Я – суперорганизм! Человек и его микробиом - Терни Джон. Страница 38
Согласно этой активно разрабатываемой новой гипотезе изощренная система распознавания антител и вся соответствующая сеть регуляторных клеток и химических сигналов возникла лишь для того, чтобы предоставить организму более широкую свободу выбора касательно того, что не атаковать. По отдельности система врожденного иммунитета работает для организма, чья позиция всегда – твердое «нет», добавляет Макфол-Нгаи. Однако существо, где обитает большой набор других организмов, в определенном смысле представляющих собой «не свое», явно нуждается в применении более тонкого и избирательного подхода.
Среди разделяющих эти воззрения – Саркис Мазманян из Калифорнийского технологического института, углубляющийся в тонкости иммунных взаимодействий у безмикробных мышей, которым подселена микробиота определенного состава. Он и его коллега Юн Ли утверждают, что микробы, обитающие в нашем организме всю нашу жизнь, оказали более мощное влияние на эволюцию адаптивной иммунной системы, чем мимолетные встречи с болезнетворными микроорганизмами, раньше казавшимися нам главными игроками на этом поле. Ученые добавляют еще один смелый поворот: «Возможно, симбиотические микробы влияли на особенности эволюции и функционирования адаптивной иммунной системы более глубоко, чем патогены, – по-видимому, чтобы защищать и хозяина, и его микробиоту от вторгающихся инфекций» [101] (курсив мой).

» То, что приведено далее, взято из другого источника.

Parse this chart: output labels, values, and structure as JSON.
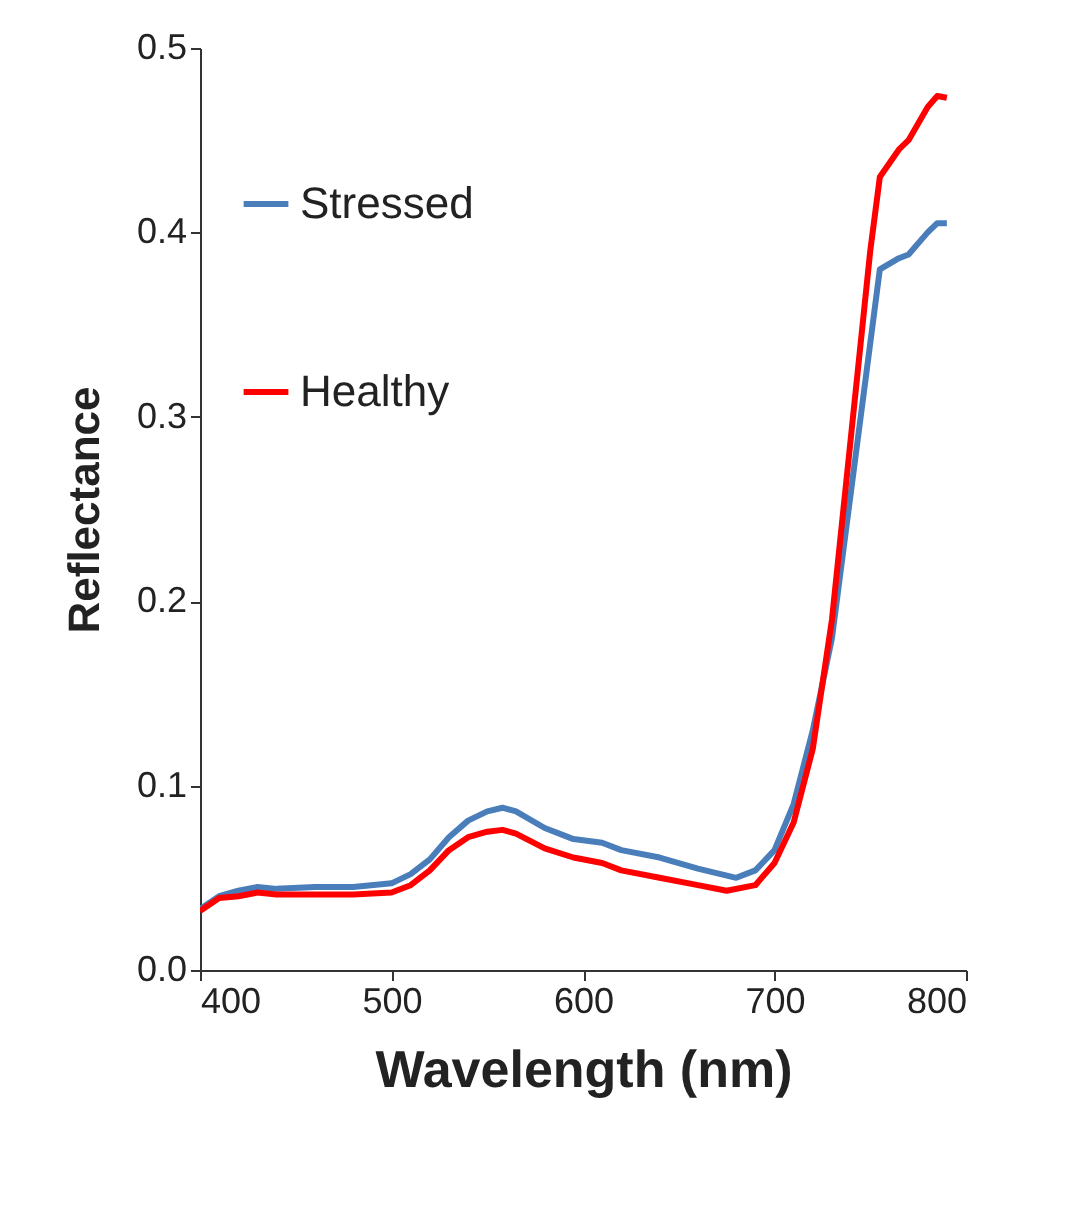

Согласно такому подходу адаптивная иммунная система эволюционировала совместно с микробиомом, населенным куда плотнее. Так достигается и поддерживается тонкое динамическое равновесие. Микробам позволяют оставаться в организме-хозяине, поскольку они приносят ему пользу, однако их всё же следует держать в узде. Они должны находиться в нужном месте, им не разрешают плодиться где-либо еще. А потенциально опасные микроорганизмы все равно надо уничтожать. С другой стороны, хотя за микробами нужно следить, иммунной системе тоже не надо давать особой воли: она не должна чересчур сильно реагировать на присутствие разнообразных микроорганизмов. Если в этой части иммунного уравнения что-то пойдет не так, возникает долгое ненужное воспаление, а скорее всего – болезнь.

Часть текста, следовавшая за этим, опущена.